## **Installing Libraries**

Tweepy: Python library for accessing the Twitter API.

Pandas : For CSV Handling.

In [1]:
!pip install tweepy==3.3.0
!pip install pandas

Collecting tweepy==3.3.0
  Downloading https://files.pythonhosted.org/packages/cd/8b/dfeeb1057d37af810161f8206aa5a6e6e9351dd87ea6f84e4f87d7e3c8a3/tweepy-3.3.0-py2.py3-none-any.whl
Installing collected packages: tweepy
  Found existing installation: tweepy 3.6.0
    Uninstalling tweepy-3.6.0:
      Successfully uninstalled tweepy-3.6.0
Successfully installed tweepy-3.3.0


## **Importing Libraries**

API: For calling Twiiter API.

OAuthHandler: For accessing  twitter (Log-in).

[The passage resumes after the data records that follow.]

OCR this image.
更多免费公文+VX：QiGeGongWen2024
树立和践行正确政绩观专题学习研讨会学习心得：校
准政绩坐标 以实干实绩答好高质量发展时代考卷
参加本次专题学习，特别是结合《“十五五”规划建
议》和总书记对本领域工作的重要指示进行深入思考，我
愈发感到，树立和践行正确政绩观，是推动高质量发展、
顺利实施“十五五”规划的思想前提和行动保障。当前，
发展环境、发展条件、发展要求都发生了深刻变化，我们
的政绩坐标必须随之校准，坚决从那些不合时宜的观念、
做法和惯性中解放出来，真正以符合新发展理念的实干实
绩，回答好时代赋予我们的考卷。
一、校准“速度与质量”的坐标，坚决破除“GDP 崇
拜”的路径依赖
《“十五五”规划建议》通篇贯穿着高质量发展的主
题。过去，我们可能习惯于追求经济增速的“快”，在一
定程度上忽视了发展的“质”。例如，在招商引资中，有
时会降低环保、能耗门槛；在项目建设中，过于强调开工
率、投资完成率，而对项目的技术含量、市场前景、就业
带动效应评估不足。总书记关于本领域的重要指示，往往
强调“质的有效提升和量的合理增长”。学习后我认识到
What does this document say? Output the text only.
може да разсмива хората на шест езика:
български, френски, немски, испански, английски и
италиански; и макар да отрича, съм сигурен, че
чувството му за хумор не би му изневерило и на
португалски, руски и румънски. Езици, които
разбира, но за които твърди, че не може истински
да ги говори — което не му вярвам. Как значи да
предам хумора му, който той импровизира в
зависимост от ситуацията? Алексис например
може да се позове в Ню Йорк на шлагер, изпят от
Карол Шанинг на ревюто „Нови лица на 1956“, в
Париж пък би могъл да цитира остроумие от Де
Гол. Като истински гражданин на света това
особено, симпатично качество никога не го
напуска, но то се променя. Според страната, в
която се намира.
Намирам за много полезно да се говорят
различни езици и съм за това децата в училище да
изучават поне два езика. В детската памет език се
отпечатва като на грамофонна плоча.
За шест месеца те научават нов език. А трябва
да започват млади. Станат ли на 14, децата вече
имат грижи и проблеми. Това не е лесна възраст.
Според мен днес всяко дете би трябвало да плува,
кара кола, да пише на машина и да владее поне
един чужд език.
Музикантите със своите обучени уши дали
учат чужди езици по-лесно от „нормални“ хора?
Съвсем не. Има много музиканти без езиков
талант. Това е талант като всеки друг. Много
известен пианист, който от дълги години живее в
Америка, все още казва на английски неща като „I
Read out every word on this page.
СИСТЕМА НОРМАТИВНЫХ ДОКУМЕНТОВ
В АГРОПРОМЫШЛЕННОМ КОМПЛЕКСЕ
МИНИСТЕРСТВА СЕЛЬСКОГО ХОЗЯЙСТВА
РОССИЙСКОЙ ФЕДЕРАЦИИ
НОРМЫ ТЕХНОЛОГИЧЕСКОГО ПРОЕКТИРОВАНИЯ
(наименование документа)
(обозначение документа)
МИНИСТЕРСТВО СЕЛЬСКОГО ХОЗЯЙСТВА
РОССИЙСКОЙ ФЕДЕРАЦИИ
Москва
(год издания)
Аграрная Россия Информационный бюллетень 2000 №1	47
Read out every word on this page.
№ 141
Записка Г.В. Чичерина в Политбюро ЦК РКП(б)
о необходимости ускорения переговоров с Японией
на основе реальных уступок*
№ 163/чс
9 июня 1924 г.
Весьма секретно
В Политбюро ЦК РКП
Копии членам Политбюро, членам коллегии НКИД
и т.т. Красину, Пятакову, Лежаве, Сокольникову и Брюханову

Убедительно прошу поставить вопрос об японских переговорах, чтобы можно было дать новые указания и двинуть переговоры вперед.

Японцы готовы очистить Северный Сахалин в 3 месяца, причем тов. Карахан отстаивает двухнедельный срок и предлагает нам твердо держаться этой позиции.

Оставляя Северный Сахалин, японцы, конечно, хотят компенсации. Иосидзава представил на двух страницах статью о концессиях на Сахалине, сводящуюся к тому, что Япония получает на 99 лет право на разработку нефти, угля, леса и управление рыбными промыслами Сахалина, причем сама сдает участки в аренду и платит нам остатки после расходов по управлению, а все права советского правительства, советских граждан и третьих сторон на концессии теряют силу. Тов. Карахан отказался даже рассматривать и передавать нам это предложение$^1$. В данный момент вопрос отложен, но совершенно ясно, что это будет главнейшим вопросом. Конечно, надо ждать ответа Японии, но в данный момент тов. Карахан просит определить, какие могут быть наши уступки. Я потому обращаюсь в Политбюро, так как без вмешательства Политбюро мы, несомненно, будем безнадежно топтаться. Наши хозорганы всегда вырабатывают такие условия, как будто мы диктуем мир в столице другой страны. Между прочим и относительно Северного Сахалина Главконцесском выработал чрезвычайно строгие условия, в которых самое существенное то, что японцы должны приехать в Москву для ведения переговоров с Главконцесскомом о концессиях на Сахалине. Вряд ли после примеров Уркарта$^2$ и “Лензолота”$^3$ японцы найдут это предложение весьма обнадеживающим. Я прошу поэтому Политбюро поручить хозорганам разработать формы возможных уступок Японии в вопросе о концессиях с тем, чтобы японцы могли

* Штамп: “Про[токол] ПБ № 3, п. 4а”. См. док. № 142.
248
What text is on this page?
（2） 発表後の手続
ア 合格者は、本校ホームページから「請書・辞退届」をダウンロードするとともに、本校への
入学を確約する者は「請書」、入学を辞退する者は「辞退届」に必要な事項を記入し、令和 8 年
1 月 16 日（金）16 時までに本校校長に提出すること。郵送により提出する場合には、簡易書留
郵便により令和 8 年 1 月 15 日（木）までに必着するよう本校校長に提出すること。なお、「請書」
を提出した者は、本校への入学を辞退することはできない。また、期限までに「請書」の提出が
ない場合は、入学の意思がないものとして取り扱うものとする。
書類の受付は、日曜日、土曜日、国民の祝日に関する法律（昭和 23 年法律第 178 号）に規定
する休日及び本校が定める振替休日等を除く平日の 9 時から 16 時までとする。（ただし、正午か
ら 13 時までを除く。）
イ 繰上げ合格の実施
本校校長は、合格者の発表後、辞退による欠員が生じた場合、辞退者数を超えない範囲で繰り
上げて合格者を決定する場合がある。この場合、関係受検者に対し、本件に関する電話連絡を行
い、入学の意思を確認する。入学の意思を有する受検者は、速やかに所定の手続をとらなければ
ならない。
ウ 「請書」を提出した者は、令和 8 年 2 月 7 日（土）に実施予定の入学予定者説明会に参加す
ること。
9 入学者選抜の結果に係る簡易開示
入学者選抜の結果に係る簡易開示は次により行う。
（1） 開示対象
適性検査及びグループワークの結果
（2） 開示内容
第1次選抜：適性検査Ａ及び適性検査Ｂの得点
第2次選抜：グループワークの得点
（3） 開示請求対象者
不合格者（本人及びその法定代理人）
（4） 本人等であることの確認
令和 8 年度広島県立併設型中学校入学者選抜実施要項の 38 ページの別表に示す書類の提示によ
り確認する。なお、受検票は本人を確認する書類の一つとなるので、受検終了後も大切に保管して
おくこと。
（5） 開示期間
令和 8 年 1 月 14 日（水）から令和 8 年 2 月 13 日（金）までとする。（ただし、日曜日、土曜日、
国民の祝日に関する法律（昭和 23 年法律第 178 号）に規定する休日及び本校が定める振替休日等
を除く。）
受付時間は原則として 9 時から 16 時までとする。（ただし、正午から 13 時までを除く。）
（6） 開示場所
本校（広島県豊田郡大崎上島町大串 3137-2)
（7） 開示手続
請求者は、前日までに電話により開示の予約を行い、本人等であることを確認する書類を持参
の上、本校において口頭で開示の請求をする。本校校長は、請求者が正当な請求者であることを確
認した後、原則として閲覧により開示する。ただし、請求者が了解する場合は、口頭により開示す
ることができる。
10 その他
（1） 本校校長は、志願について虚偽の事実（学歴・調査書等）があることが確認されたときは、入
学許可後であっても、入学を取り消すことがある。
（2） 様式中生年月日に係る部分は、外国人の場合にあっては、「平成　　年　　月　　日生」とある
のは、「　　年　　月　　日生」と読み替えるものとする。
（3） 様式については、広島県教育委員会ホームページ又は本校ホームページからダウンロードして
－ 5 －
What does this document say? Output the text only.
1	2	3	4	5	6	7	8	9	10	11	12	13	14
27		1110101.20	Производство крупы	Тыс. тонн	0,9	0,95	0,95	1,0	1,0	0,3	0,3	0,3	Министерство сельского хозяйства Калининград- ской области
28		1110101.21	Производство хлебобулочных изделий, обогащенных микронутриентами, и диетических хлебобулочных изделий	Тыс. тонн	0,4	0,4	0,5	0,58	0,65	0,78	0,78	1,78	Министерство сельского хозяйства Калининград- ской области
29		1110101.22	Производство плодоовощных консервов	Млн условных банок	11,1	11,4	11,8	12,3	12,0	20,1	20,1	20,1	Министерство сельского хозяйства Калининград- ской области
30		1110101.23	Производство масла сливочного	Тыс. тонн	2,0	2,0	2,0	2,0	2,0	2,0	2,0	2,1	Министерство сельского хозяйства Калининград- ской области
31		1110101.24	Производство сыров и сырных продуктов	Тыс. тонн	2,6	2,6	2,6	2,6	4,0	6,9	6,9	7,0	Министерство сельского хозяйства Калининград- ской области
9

Cursor: For pagination loop.

In [0]:
from tweepy import API
from tweepy import OAuthHandler 
from tweepy import Cursor
import pandas as pd
from IPython.display import HTML
import json
import os

## **Twitter Client:**
For setting up login to twitter.

In [0]:
def twitter_client():
  """
    auth:Authentication is handled by the tweepy.AuthHandler class.
    client:A wrapper for the API provided by Twitter.
  """
  auth=OAuthHandler(consumer_key,consumer_secret)
  auth.set_access_token(access_token,access_secret)
  client=API(auth,wait_on_rate_limit=True, wait_on_rate_limit_notify=True)
  print("Account Verified!")
  return client

## **Get Tweets:**
Gets All tweets from timeline of a user as pages.Then we iterate over each status in every page and dump them as JSON files in JSONL file.

In [0]:
def get_tweets(username="midasIIITD",fName="./tweets_midas.jsonl"):
  """
    username: Account whose Timeline is used for data extraction.
    fName: Name of file where tweets will be stored (With Location).
    client: A wrapper for the API provided by Twitter.
    tweet_mode=extended:To obtain Full Text
    Cursor:To iterate over paginted results from API.
    page:Refers to a single page from Cursor
  """
  client=twitter_client()
  count=0
  with open(fName,"w") as f:
      for page in Cursor(client.user_timeline,screen_name=username,tweet_mode='extended').pages():
        count+=1
        for status in page:
          f.write(json.dumps(status._json)+"\n")
        completed=(count/len(list( Cursor(client.user_timeline,screen_name=username).pages())))*100
        print(8*'*',' Fetching Tweets, Completed : ','{0:.2f}'.format(completed),' ',8*'*')
  print(8*'*',' Fetching Tweets Completed ',8*'*')

## **Get Text:**
From a json file,it obtains the string under full_text .
Return Text of a tweet.

In [0]:
def get_text(tweet):
  """full_text:A String of text in tweet.
  """
  full_text=tweet.get('full_text',{})
  return full_text

## **Get Retweets:**
From a json file,it obtains the value under retweet_count . Return number of retweets of a tweet.

In [0]:
def get_retweets(tweet):
  """
    rt_count: No of retweets of a tweet.
  """
  rt_count=tweet.get('retweet_count',{})
  return rt_count

## **Get Likes:**
From a json file,it obtains the value under favorite_count . Return number of favorites of a tweet.

In [0]:
def get_likes(tweet):
  """
   nb_fav: No of favorites of a tweet.
  """
  nb_fav=tweet.get('favorite_count',{})
  return nb_fav

## **Get Date Time**
From a json file,it obtains the value under created_at . Return number of date and time of a tweet.

In [0]:
def get_date_time(tweet):
  """
    date_time:Date and time in dd month time +WXYZ year format.
    date:Date in dd month year format.
    time: Time in hh:mm:ss format.
  """
  date_time=tweet.get('created_at',{})
  date=date_time[4:-20]+date_time[-5:]
  time=date_time[-19:-11]
  return date,time

## **Get Nb Images**
From a json file,it obtains the value under media under entities.If type of media is photo then count is incremented.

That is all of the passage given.